To adhere to a solar calendar with no regard for the moon also creates other issues.  If we disregard the moon entirely and base our months strictly on the sun, then we end up with New Moon Days floating all over the place much like the modern counterfeit Gregorian calendar.  Ezekiel, though, makes clear that New Moon Days are not work days or Sabbath days.  New Moon Days constitute a class of days, all their own.

Thus saith the Master Yahuwah; The gate of the inner court that looketh toward the east shall be shut the six working days; but on the sabbath it shall be opened, and in the day of the new moon it shall be opened. (Ezekiel 46:1)

The fact that Astronomical Enoch promotes a solar calendar as opposed to a luni-solar calendar is clear evidence that it is not Heaven's calendar.  The Biblical weight of evidence indicates without question that the Creator's calendar utilizes both the sun and the moon: Creator's Calendar (Content Directory) 

At the base level, the calendar being presented in Enoch is no different than the modern counterfeit Gregorian solar calendar being used today to deceive the masses.  Both dismiss the role of the moon and both are established upon the erroneous belief that the modern week has been cycling without interruption since Creation.  (The "continuous weekly cycle" is a lie!)  The only apparent difference is that the Gregorian calendar has 365 days while the calendar presented in Enoch has 364 days.  Both fail the test of Scripture from the outset because both disregard Scripture's designated role for the moon.

Problem #3: Adhering to a solar only calendar necessitates using the man-made International Date Line.  If the moon is not used in juxtaposition with the sun to begin the month, then no objective date line is established by the heavens.  Consequently, adherents must either use the man-made International Date Line or arbitrarily create a date-line themselves.10  Both possibilities should be equally unacceptable to those seeking to uphold Scripture alone, while breaking free of men's devices and traditions.

1 "It is even possible that Astronomical Enoch is itself a composite work, since of the four Dead Seas Scroll manuscripts assigned to it, one of them (4Q208) contains nothing but the 'synchronistic calendar' . . . while 4Q210-211 contain only material from the second part of Astronomical Enoch (the part that roughly corresponds to 1 Enoch 76-78; 82).  4Q209 alone bridges the gap." The Dead Sea Scrolls: A New Translation, Michael O. Wise, Martin G., Jr. Abegg, Edward M. Cook, 2005, p. 296.

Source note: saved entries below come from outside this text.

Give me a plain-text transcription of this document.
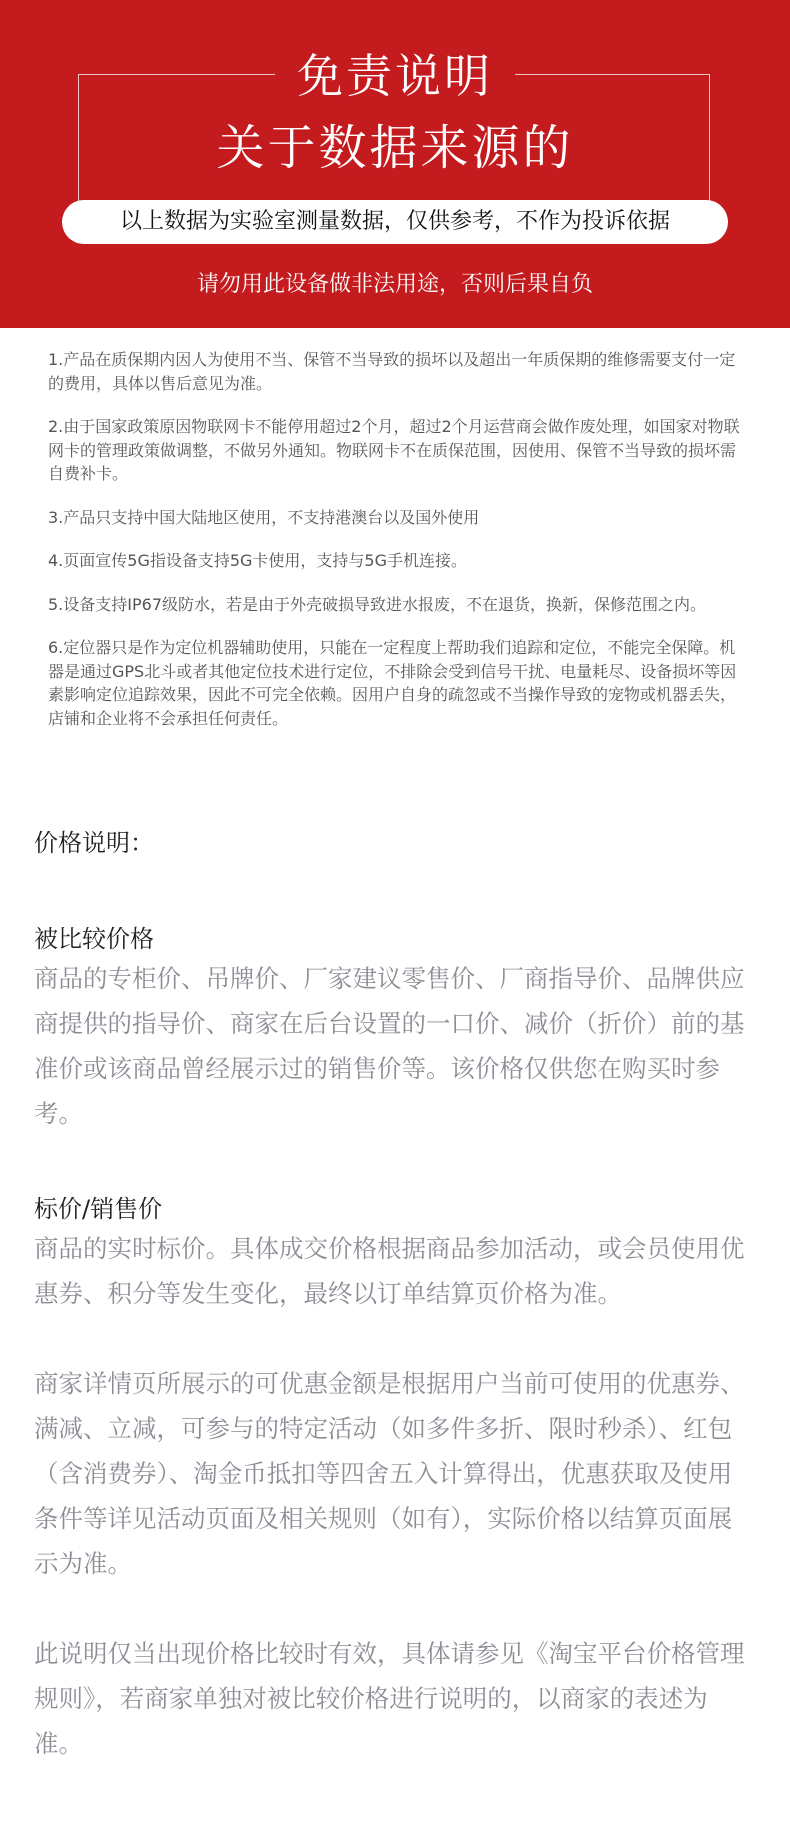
免责说明
关于数据来源的
以上数据为实验室测量数据，仅供参考，不作为投诉依据
请勿用此设备做非法用途，否则后果自负

1.产品在质保期内因人为使用不当、保管不当导致的损坏以及超出一年质保期的维修需要支付一定的费用，具体以售后意见为准。

2.由于国家政策原因物联网卡不能停用超过2个月，超过2个月运营商会做作废处理，如国家对物联网卡的管理政策做调整，不做另外通知。物联网卡不在质保范围，因使用、保管不当导致的损坏需自费补卡。

3.产品只支持中国大陆地区使用，不支持港澳台以及国外使用

4.页面宣传5G指设备支持5G卡使用，支持与5G手机连接。

5.设备支持IP67级防水，若是由于外壳破损导致进水报废，不在退货，换新，保修范围之内。

6.定位器只是作为定位机器辅助使用，只能在一定程度上帮助我们追踪和定位，不能完全保障。机器是通过GPS北斗或者其他定位技术进行定位，不排除会受到信号干扰、电量耗尽、设备损坏等因素影响定位追踪效果，因此不可完全依赖。因用户自身的疏忽或不当操作导致的宠物或机器丢失，店铺和企业将不会承担任何责任。

价格说明：

被比较价格

商品的专柜价、吊牌价、厂家建议零售价、厂商指导价、品牌供应商提供的指导价、商家在后台设置的一口价、减价（折价）前的基准价或该商品曾经展示过的销售价等。该价格仅供您在购买时参考。

标价/销售价

商品的实时标价。具体成交价格根据商品参加活动，或会员使用优惠券、积分等发生变化，最终以订单结算页价格为准。

商家详情页所展示的可优惠金额是根据用户当前可使用的优惠券、满减、立减，可参与的特定活动（如多件多折、限时秒杀）、红包（含消费券）、淘金币抵扣等四舍五入计算得出，优惠获取及使用条件等详见活动页面及相关规则（如有），实际价格以结算页面展示为准。

此说明仅当出现价格比较时有效，具体请参见《淘宝平台价格管理规则》，若商家单独对被比较价格进行说明的，以商家的表述为准。
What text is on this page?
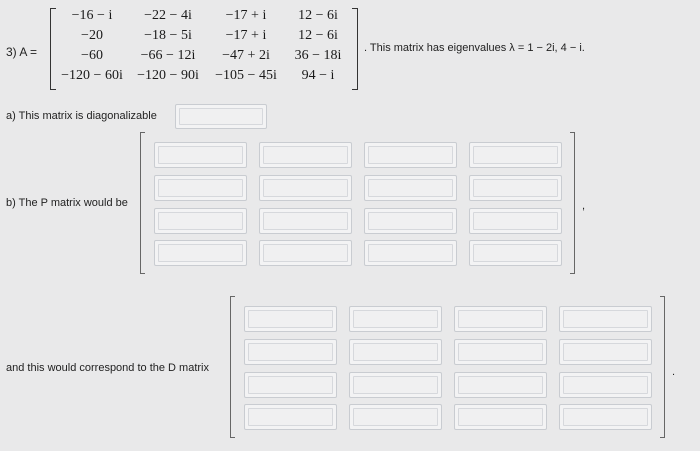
3) A =
−16 − i	−22 − 4i	−17 + i	12 − 6i
−20	−18 − 5i	−17 + i	12 − 6i
−60	−66 − 12i	−47 + 2i	36 − 18i
−120 − 60i	−120 − 90i	−105 − 45i	94 − i
. This matrix has eigenvalues λ = 1 − 2i, 4 − i.
a) This matrix is diagonalizable
b) The P matrix would be	,
and this would correspond to the D matrix	.
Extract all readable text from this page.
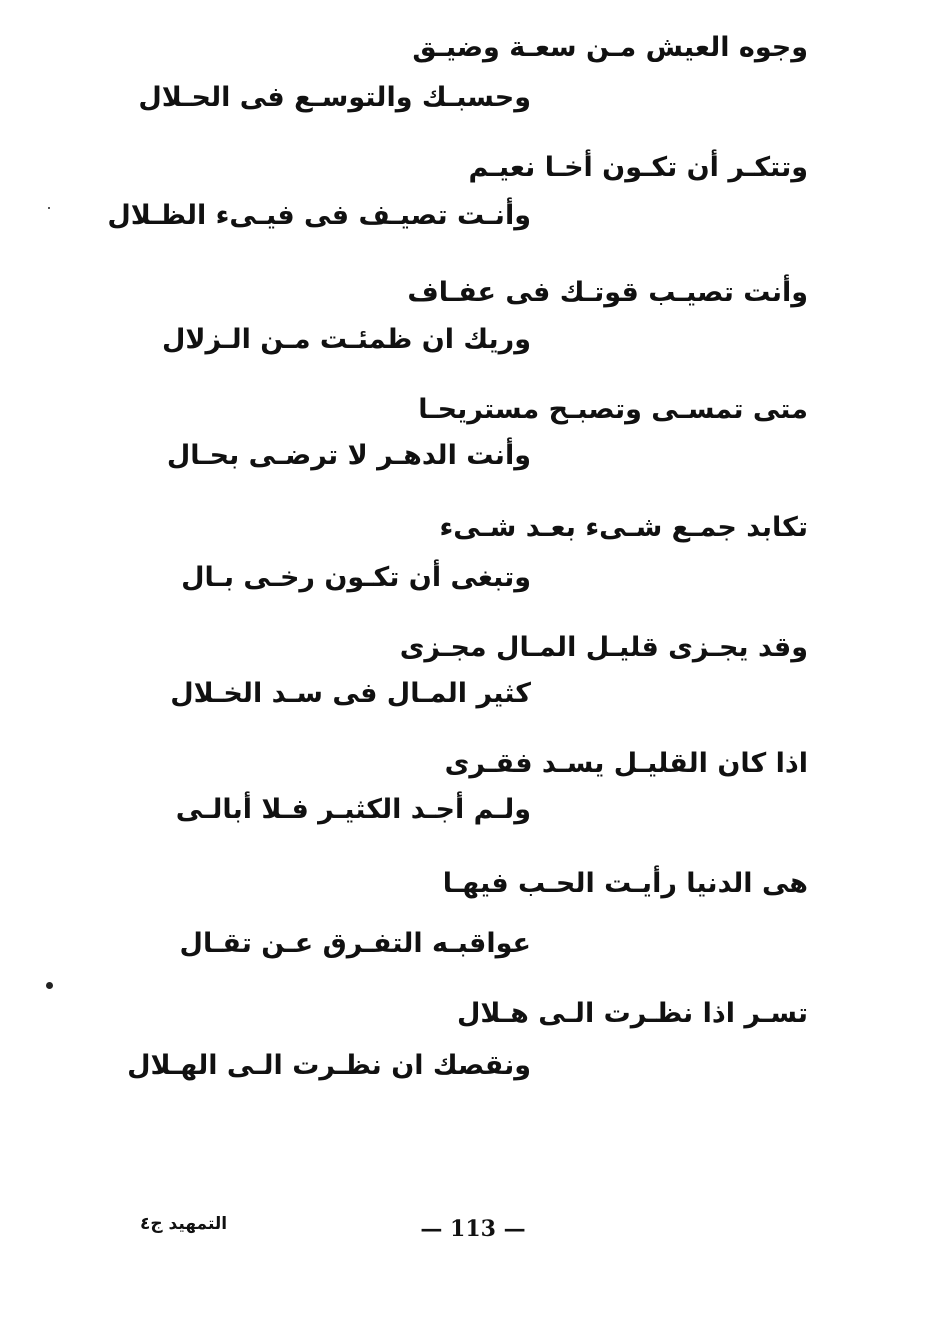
وجوه العيش مـن سعـة وضيـق
وحسبـك والتوسـع فى الحـلال
وتتكـر أن تكـون أخـا نعيـم
وأنـت تصيـف فى فيـىء الظـلال
وأنت تصيـب قوتـك فى عفـاف
وريك ان ظمئـت مـن الـزلال
متى تمسـى وتصبـح مستريحـا
وأنت الدهـر لا ترضـى بحـال
تكابد جمـع شـىء بعـد شـىء
وتبغى أن تكـون رخـى بـال
وقد يجـزى قليـل المـال مجـزى
كثير المـال فى سـد الخـلال
اذا كان القليـل يسـد فقـرى
ولـم أجـد الكثيـر فـلا أبالـى
هى الدنيا رأيـت الحـب فيهـا
عواقبـه التفـرق عـن تقـال
تسـر اذا نظـرت الـى هـلال
ونقصك ان نظـرت الـى الهـلال
التمهيد ج٤	— 113 —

2 Scholars are divided on this point.  Some believe that Ge'ez was the original language, while other assert that the original was Hebrew and/or Aaramic.

3 The Dead Sea Scrolls: A New Translation, Michael O. Wise, Martin G., Jr. Abegg, Edward M. Cook, 2005, p. 279.

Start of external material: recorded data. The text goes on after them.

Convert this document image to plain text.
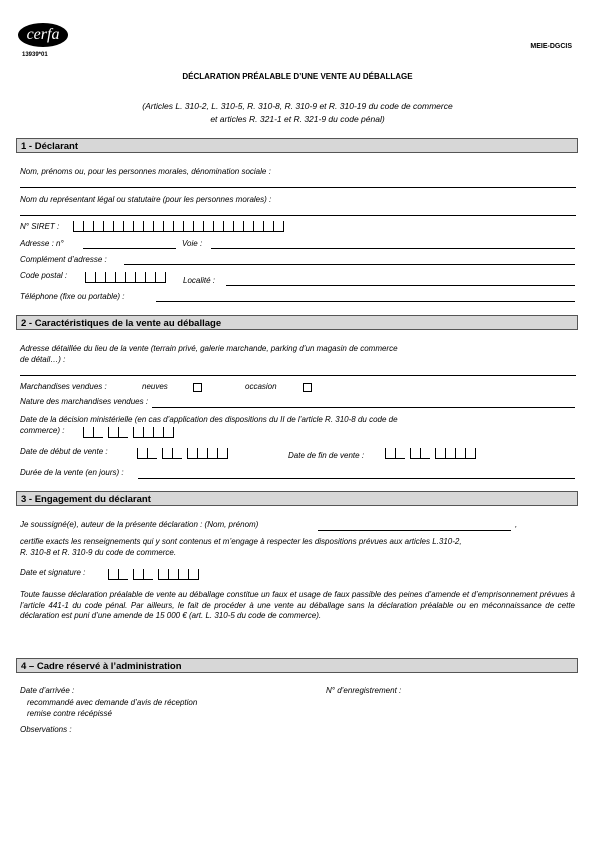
cerfa
13939*01
MEIE-DGCIS
DÉCLARATION PRÉALABLE D’UNE VENTE AU DÉBALLAGE
(Articles L. 310-2, L. 310-5, R. 310-8, R. 310-9 et R. 310-19 du code de commerce
et articles R. 321-1 et R. 321-9 du code pénal)
1 - Déclarant
Nom, prénoms ou, pour les personnes morales, dénomination sociale :
Nom du représentant légal ou statutaire (pour les personnes morales) :
N° SIRET :
Adresse : n°	Voie :
Complément d’adresse :
Code postal :
Localité :
Téléphone (fixe ou portable) :
2 - Caractéristiques de la vente au déballage
Adresse détaillée du lieu de la vente (terrain privé, galerie marchande, parking d’un magasin de commerce
de détail…) :
Marchandises vendues :	neuves	occasion
Nature des marchandises vendues :
Date de la décision ministérielle (en cas d’application des dispositions du II de l’article R. 310-8 du code de
commerce) :
Date de début de vente :	Date de fin de vente :
Durée de la vente (en jours) :
3 - Engagement du déclarant
Je soussigné(e), auteur de la présente déclaration : (Nom, prénom)	,
certifie exacts les renseignements qui y sont contenus et m’engage à respecter les dispositions prévues aux articles L.310-2,
R. 310-8 et R. 310-9 du code de commerce.
Date et signature :
Toute fausse déclaration préalable de vente au déballage constitue un faux et usage de faux passible des peines d’amende et d’emprisonnement prévues à l’article 441-1 du code pénal. Par ailleurs, le fait de procéder à une vente au déballage sans la déclaration préalable ou en méconnaissance de cette déclaration est puni d’une amende de 15 000 € (art. L. 310-5 du code de commerce).
4 – Cadre réservé à l’administration
Date d’arrivée :	N° d’enregistrement :
recommandé avec demande d’avis de réception
remise contre récépissé
Observations :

4 The Dead Sea Scrolls: A New Translation, Michael O. Wise, Martin G., Jr. Abegg, Edward M. Cook, 2005, pp. 295-296.

5 Scholars refer to the longer Qumran version as Astronomical Enoch.

6 The Dead Sea Scrolls: A New Translation, Michael O. Wise, Martin G., Jr. Abegg, Edward M. Cook, 2005, p. 279.

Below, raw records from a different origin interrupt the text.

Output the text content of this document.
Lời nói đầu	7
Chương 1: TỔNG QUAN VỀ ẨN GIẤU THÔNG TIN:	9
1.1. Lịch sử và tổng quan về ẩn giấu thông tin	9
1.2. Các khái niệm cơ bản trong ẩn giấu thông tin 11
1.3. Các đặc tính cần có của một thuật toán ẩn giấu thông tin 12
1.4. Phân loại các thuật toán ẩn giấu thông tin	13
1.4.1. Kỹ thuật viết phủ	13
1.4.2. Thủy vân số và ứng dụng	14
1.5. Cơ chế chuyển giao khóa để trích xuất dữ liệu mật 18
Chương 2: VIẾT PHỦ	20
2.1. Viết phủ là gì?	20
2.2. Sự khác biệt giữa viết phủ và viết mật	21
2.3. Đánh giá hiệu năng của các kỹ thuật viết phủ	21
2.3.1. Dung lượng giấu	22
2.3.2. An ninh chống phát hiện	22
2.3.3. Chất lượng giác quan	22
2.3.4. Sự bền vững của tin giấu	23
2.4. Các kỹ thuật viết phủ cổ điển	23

7 Richard Laurence published the first English translation in 1821.  R.H. Charles later published several versions: 1893, 1906, & 1912.

8 While many advocate using the Book of Jubilees alongside the Book of Enoch to support the solar calendar, Jubilees presents the same issues, in that it does not appear to be in harmony with the motions of the heavenly bodies that we observe today and its adoption would necessitate adherence to the man-made International Date Line.  (See Problem #2 and #3.)

9 The Dead Sea Scrolls: A New Translation, Michael O. Wise, Martin G., Jr. Abegg, Edward M. Cook, 2005, p. 296.

10 One potential exception to this: If day one of the year commenced in your location at dawn after the equinox, then a date line would be established for the year.  You could then count 30-day months going forward.  Several problems remain even for this scenario, though: (1) After 12 months, you still have four days left over to complete the 364-day year and an additional day or so left before the next equinox. (2) This causes the New Moons to float around.  See "Problem #2." (3) This contradicts Scripture and negates the lunar Sabbath by rendering the moon's phases as inconsequential and inconsistent in how they relate to the month.